John Marchant was an early Master of the British Boys' School, but for many years in the 1840s, 1850s, and 1860s it was in the hands of John Stapleton. Henry hard and John Lewis were later Masters, and it was during the latter's tenure that, after 74 years, the school ceased to be.
A report of the Education Department, dated 14 July 1880, says:
The ventilation [of the building] is most imperfect; the windows on one side have to be frequently kept closed to exclude the smoke of the neighbouring factory, and on the other side the building is exposed to the effluvia of a rank and confined stable. Altogether, the position is most gloomy and depressing, and unsuited to the purpose, there being no playground but the factory yard, and the building being overshadowed by higher walls on all sides. It would appear therefore that the building is becoming unsuitable for school purposes, and the question of the continuance of the annual grant will have to be considered seriously by their Lordships."

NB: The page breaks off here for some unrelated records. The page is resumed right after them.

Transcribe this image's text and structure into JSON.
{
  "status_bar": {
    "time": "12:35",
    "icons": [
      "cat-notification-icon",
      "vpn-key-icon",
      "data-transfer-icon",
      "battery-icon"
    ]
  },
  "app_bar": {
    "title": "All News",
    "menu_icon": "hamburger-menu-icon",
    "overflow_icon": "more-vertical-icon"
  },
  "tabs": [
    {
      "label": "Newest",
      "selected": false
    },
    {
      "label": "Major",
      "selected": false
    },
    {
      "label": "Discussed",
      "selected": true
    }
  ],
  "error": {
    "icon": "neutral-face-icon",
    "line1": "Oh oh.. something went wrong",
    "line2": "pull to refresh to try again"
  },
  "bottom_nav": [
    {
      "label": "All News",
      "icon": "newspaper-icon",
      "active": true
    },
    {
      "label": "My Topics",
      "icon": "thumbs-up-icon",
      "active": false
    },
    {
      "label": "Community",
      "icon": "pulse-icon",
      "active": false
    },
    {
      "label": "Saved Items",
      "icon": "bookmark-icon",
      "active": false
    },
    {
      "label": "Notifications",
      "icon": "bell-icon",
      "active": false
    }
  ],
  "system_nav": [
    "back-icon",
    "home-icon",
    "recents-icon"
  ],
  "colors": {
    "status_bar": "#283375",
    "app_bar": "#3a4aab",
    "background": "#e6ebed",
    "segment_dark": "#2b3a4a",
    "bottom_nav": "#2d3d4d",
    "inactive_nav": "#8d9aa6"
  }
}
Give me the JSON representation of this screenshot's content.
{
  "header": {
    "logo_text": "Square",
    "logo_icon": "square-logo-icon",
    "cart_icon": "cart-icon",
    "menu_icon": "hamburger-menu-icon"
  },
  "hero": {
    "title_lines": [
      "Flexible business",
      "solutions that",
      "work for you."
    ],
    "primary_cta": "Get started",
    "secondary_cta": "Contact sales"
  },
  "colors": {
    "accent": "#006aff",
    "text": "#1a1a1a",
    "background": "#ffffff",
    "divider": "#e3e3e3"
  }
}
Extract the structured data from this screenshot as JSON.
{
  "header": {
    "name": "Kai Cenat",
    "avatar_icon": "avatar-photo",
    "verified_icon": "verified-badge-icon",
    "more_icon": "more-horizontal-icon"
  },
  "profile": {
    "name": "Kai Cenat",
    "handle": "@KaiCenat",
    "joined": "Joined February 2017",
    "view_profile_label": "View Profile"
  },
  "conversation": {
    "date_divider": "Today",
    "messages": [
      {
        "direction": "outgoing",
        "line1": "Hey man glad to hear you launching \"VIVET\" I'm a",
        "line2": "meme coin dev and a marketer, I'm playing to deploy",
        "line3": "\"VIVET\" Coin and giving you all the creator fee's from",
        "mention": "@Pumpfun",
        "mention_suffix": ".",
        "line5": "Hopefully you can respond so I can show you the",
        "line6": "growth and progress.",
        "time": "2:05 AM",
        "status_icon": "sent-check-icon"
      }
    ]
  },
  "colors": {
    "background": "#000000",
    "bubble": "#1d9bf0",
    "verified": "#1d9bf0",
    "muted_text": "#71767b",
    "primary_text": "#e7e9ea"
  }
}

It closed, in fact, in September of that year.
The two British Schools in Bradford on Avon were very much the poor relations as far as both the quality of accommodation and of the instruction they offered were concerned. They did not have the financial resources of their National counterparts. But the old Quaker meeting house survived the closure of the Boys' School and for some years at the end of the century it served as laboratory accommodation for the newly established Technical Institute.